The most noticeable shift is how revenge transforms from necessity into a near “mission-based” experience. In the first half, every step feels heavy and costly; in the second, payoffs arrive too smoothly, diminishing the psychological weight the series worked so hard to establish. The show insists that revenge does not heal; yet repeatedly frames it as clever, satisfying, and efficient, creating a tonal contradiction.
Several major plot resolutions rely on coincidence and narrative shortcuts. The rooftop confrontation involving Joo Yeo-jeong’s mother feels particularly forced, breaking the grounded realism that defined the series. Similarly, Mr. Ha’s sudden finishing Jeon lacks sufficient psychological buildup, conflicting with his previously passive and complicit characterization. These moments feel less like tragic inevitability and more like expedient writing.
The handling of Moon Dong-eun’s suicidal ideation is another weak point. While thematically present throughout the show, it is never meaningfully explored or developed. By the end, her desire to disappear resurfaces without adequate emotional groundwork, making it feel abrupt and unresolved rather than profound.
The romantic subplot also struggles. The chemistry between the two leads is noticeably uneven, with a visible age gap where they are supposed to be close in age in the story, and mismatched emotional rhythms. Joo Yeo-jeong often feels less like an equal participant and more like a supportive device. His own revenge storyline, while thematically parallel, feels underdeveloped and somewhat inserted, adding little to the core narrative. At times, the character appears designed more for appeal than necessity.

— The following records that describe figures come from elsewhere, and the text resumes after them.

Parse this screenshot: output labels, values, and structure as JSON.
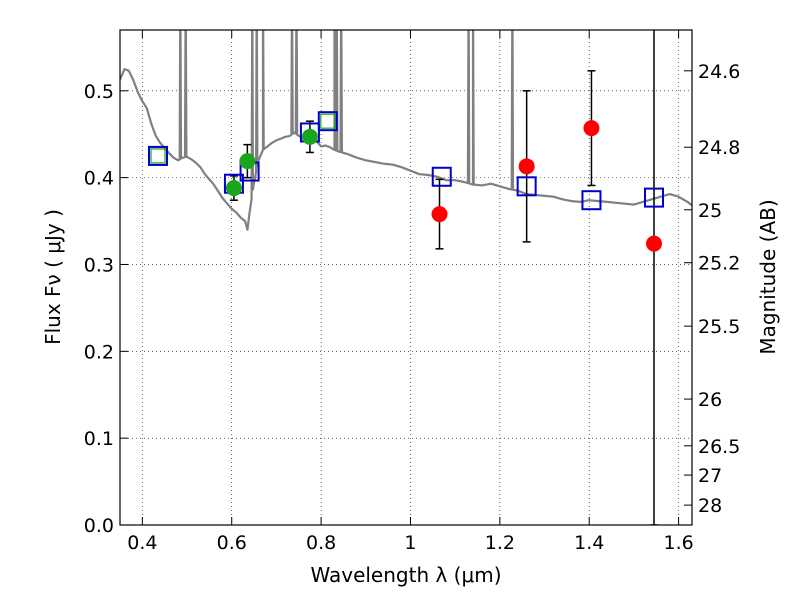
{
  "chart_data": {
    "type": "scatter",
    "xlabel": "Wavelength  λ (μm)",
    "ylabel": "Flux  Fν  ( μJy )",
    "y2label": "Magnitude (AB)",
    "xlim": [
      0.35,
      1.63
    ],
    "ylim": [
      0.0,
      0.57
    ],
    "grid": true,
    "x_ticks": [
      0.4,
      0.6,
      0.8,
      1.0,
      1.2,
      1.4,
      1.6
    ],
    "x_tick_labels": [
      "0.4",
      "0.6",
      "0.8",
      "1",
      "1.2",
      "1.4",
      "1.6"
    ],
    "y_ticks": [
      0.0,
      0.1,
      0.2,
      0.3,
      0.4,
      0.5
    ],
    "y_tick_labels": [
      "0.0",
      "0.1",
      "0.2",
      "0.3",
      "0.4",
      "0.5"
    ],
    "mag_ticks": [
      {
        "label": "24.6",
        "flux": 0.523
      },
      {
        "label": "24.8",
        "flux": 0.435
      },
      {
        "label": "25",
        "flux": 0.363
      },
      {
        "label": "25.2",
        "flux": 0.302
      },
      {
        "label": "25.5",
        "flux": 0.229
      },
      {
        "label": "26",
        "flux": 0.145
      },
      {
        "label": "26.5",
        "flux": 0.0912
      },
      {
        "label": "27",
        "flux": 0.0575
      },
      {
        "label": "28",
        "flux": 0.0229
      }
    ],
    "series": [
      {
        "kind": "model_spectrum",
        "color": "#808080",
        "points": [
          [
            0.35,
            0.513
          ],
          [
            0.36,
            0.525
          ],
          [
            0.37,
            0.523
          ],
          [
            0.38,
            0.512
          ],
          [
            0.39,
            0.498
          ],
          [
            0.4,
            0.488
          ],
          [
            0.41,
            0.48
          ],
          [
            0.42,
            0.462
          ],
          [
            0.43,
            0.448
          ],
          [
            0.44,
            0.44
          ],
          [
            0.45,
            0.434
          ],
          [
            0.46,
            0.428
          ],
          [
            0.47,
            0.423
          ],
          [
            0.48,
            0.42
          ],
          [
            0.49,
            0.423
          ],
          [
            0.5,
            0.424
          ],
          [
            0.51,
            0.421
          ],
          [
            0.52,
            0.417
          ],
          [
            0.53,
            0.412
          ],
          [
            0.54,
            0.404
          ],
          [
            0.55,
            0.398
          ],
          [
            0.56,
            0.392
          ],
          [
            0.57,
            0.384
          ],
          [
            0.58,
            0.376
          ],
          [
            0.59,
            0.37
          ],
          [
            0.6,
            0.364
          ],
          [
            0.61,
            0.36
          ],
          [
            0.62,
            0.354
          ],
          [
            0.63,
            0.35
          ],
          [
            0.635,
            0.34
          ],
          [
            0.64,
            0.36
          ],
          [
            0.65,
            0.395
          ],
          [
            0.66,
            0.42
          ],
          [
            0.67,
            0.432
          ],
          [
            0.68,
            0.436
          ],
          [
            0.69,
            0.44
          ],
          [
            0.7,
            0.443
          ],
          [
            0.71,
            0.445
          ],
          [
            0.72,
            0.447
          ],
          [
            0.73,
            0.448
          ],
          [
            0.74,
            0.452
          ],
          [
            0.75,
            0.448
          ],
          [
            0.76,
            0.446
          ],
          [
            0.77,
            0.45
          ],
          [
            0.78,
            0.447
          ],
          [
            0.79,
            0.442
          ],
          [
            0.8,
            0.436
          ],
          [
            0.81,
            0.437
          ],
          [
            0.82,
            0.435
          ],
          [
            0.83,
            0.432
          ],
          [
            0.84,
            0.43
          ],
          [
            0.86,
            0.427
          ],
          [
            0.88,
            0.423
          ],
          [
            0.9,
            0.42
          ],
          [
            0.92,
            0.418
          ],
          [
            0.94,
            0.416
          ],
          [
            0.96,
            0.415
          ],
          [
            0.98,
            0.412
          ],
          [
            1.0,
            0.408
          ],
          [
            1.02,
            0.404
          ],
          [
            1.04,
            0.403
          ],
          [
            1.06,
            0.401
          ],
          [
            1.08,
            0.397
          ],
          [
            1.1,
            0.397
          ],
          [
            1.12,
            0.395
          ],
          [
            1.14,
            0.392
          ],
          [
            1.16,
            0.391
          ],
          [
            1.18,
            0.393
          ],
          [
            1.2,
            0.39
          ],
          [
            1.22,
            0.387
          ],
          [
            1.24,
            0.385
          ],
          [
            1.26,
            0.381
          ],
          [
            1.28,
            0.38
          ],
          [
            1.3,
            0.379
          ],
          [
            1.32,
            0.378
          ],
          [
            1.34,
            0.375
          ],
          [
            1.36,
            0.373
          ],
          [
            1.38,
            0.372
          ],
          [
            1.4,
            0.374
          ],
          [
            1.42,
            0.373
          ],
          [
            1.44,
            0.372
          ],
          [
            1.46,
            0.371
          ],
          [
            1.48,
            0.37
          ],
          [
            1.5,
            0.369
          ],
          [
            1.52,
            0.372
          ],
          [
            1.54,
            0.375
          ],
          [
            1.56,
            0.378
          ],
          [
            1.58,
            0.381
          ],
          [
            1.6,
            0.378
          ],
          [
            1.62,
            0.372
          ],
          [
            1.63,
            0.368
          ]
        ],
        "emission_lines": [
          0.485,
          0.497,
          0.646,
          0.656,
          0.67,
          0.735,
          0.745,
          0.83,
          0.835,
          0.845,
          1.13,
          1.14,
          1.228
        ]
      },
      {
        "kind": "model_photometry",
        "marker": "open-square",
        "color": "#0000cc",
        "points": [
          [
            0.435,
            0.425
          ],
          [
            0.605,
            0.393
          ],
          [
            0.64,
            0.407
          ],
          [
            0.775,
            0.452
          ],
          [
            0.815,
            0.465
          ],
          [
            1.07,
            0.401
          ],
          [
            1.26,
            0.39
          ],
          [
            1.405,
            0.374
          ],
          [
            1.545,
            0.377
          ]
        ]
      },
      {
        "kind": "observed_optical",
        "marker": "filled-circle",
        "color": "#1aa61a",
        "points": [
          {
            "x": 0.435,
            "y": 0.425,
            "err": null,
            "square_only": true
          },
          {
            "x": 0.605,
            "y": 0.388,
            "err": 0.014
          },
          {
            "x": 0.635,
            "y": 0.419,
            "err": 0.019
          },
          {
            "x": 0.775,
            "y": 0.447,
            "err": 0.018
          },
          {
            "x": 0.815,
            "y": 0.465,
            "err": null,
            "square_only": true
          }
        ]
      },
      {
        "kind": "observed_nir",
        "marker": "filled-circle",
        "color": "#ff0000",
        "points": [
          {
            "x": 1.065,
            "y": 0.358,
            "err": 0.04
          },
          {
            "x": 1.26,
            "y": 0.413,
            "err": 0.087
          },
          {
            "x": 1.405,
            "y": 0.457,
            "err": 0.066
          },
          {
            "x": 1.545,
            "y": 0.324,
            "err_low": 0.324,
            "err_high": 0.6
          }
        ]
      }
    ]
  }
}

Ultimately, The Glory suffers from a conflict between what it wants to say and how it chooses to conclude. It begins as a restrained, intelligent trauma narrative but ends as a more conventional revenge drama, opting for resolution over coherence. The result is not a failure, but a compromise.
The Glory remains compelling, well-acted, and visually controlled, but its ending weakens the very truths it initially dared to confront. What could have been a consistently haunting character study settles instead for a cleaner, safer finish.
Powerful premise, uneven execution, and an ending that doesn’t fully honor its own themes.